В это время Эмма находилась в том состоянии оцепенения, какое следует за лихорадочным возбуждением; восторженность гувернантки вначале ее скорее изумила, чем испугала; затем, когда та стала повторять имя, которое без конца нашептывало молодой женщине ее сердце, Эмма закрыла глаза, как бы опасаясь, что исчезнет такое утешительное сновидение, и уснула с улыбкой, почти успокоенная тем радужным будущим, которое на горизонте ее любви уже усмотрела кормилица, без труда разгадавшая сердечную тайну своей воспитанницы.

Легкое улучшение в состоянии больной, последовавшее за этим кризисом, убедило Сюзанну в ее самонадеянных предположениях, высказанных ею под влиянием отчаяния.

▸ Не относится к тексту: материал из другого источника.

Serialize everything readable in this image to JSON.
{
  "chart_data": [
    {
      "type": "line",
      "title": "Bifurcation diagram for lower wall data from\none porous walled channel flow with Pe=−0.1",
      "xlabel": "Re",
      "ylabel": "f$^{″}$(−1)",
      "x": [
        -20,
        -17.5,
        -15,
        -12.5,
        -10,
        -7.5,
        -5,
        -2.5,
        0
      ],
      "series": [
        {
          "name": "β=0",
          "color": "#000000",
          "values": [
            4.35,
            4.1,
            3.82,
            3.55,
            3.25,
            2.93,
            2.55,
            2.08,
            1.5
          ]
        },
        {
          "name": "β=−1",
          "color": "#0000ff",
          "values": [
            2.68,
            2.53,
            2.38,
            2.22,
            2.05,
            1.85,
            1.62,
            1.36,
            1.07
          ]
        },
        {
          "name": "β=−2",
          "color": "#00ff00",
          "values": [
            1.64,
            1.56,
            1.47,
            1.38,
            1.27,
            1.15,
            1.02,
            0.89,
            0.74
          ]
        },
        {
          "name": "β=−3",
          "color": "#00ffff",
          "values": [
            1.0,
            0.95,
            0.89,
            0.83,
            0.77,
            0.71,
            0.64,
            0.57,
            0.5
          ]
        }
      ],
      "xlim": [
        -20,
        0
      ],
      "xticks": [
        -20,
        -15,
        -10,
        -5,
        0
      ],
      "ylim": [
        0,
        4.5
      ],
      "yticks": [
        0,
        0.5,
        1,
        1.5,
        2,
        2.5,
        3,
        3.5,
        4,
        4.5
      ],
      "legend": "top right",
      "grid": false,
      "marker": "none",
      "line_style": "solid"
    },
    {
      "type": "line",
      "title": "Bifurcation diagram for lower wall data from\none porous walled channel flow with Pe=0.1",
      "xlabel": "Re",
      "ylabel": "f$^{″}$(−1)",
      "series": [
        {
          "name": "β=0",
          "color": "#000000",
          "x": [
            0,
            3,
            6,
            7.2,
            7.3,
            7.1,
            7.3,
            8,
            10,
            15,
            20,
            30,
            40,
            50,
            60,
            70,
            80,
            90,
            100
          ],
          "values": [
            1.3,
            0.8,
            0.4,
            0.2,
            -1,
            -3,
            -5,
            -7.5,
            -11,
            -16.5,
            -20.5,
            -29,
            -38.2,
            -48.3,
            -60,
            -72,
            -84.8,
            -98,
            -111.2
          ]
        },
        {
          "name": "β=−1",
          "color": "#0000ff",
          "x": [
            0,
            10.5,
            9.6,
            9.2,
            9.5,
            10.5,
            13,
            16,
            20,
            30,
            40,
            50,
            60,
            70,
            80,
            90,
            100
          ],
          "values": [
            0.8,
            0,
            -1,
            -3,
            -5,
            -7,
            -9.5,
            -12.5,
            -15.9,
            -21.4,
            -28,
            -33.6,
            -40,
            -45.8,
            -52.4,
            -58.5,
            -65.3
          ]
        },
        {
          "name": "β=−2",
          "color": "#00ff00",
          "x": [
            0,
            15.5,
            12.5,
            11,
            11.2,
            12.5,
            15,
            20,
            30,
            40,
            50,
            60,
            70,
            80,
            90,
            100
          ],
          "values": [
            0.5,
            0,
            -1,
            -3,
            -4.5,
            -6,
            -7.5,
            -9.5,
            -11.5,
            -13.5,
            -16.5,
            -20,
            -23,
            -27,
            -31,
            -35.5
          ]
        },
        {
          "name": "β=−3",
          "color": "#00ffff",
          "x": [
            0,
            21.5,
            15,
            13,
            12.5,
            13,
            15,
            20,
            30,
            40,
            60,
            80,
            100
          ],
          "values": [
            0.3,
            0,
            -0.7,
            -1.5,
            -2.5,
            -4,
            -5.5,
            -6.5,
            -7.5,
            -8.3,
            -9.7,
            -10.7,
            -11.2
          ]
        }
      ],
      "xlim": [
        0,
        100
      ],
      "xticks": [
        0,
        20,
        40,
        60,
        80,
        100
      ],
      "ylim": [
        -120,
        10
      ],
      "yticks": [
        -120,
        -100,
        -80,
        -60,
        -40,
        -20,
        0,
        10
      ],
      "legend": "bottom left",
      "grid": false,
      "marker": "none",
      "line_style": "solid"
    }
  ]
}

В ее глазах доктор был уличен в явном невежестве; она не только перестала интересоваться его мнением о состоянии здоровья г-жи д’Эскоман, но и предпочитала отвечать с оскорбительной краткостью на вопросы, которые ему позволялось задавать ей по поводу того, что происходило после его предыдущего визита.

Легко догадаться, что Сюзанна не ограничилась лишь однократным испытанием целебных средств, принесших ей успех.

Каждый раз, оставшись наедине с Эммой — и Богу известно, испытывала ли она недостаток в предлогах, чтобы такое случалось как можно чаще, — кормилица неизменно переводила разговор на Луи де Фонтаньё; зная молодого человека крайне поверхностно, добрая женщина говорила о нем так, как будто она проникла в глубины его души; она награждала его всяческими добродетелями и приписывала ему всякого рода привлекательные черты; чтобы оправдать свою госпожу, Сюзанна не останавливалась ни перед каким преувеличением.

Вообще человеческие недуги чересчур приукрашивают; чтобы болезни оставались такими, какие они есть на самом деле, нужно изображать их более наглядно; обычно все чахнет, все умаляется, все слабеет в преддверии грядущего разложения. Человеческий организм напоминает тогда ткань, у которой под действием какой-нибудь едкой жидкости распадаются и ослабляются нити и в то же время меркнет цвет. Болезнь редко ограничивается телесными повреждениями, гораздо чаще она поражает и умственные способности человека, вплоть до его чувств.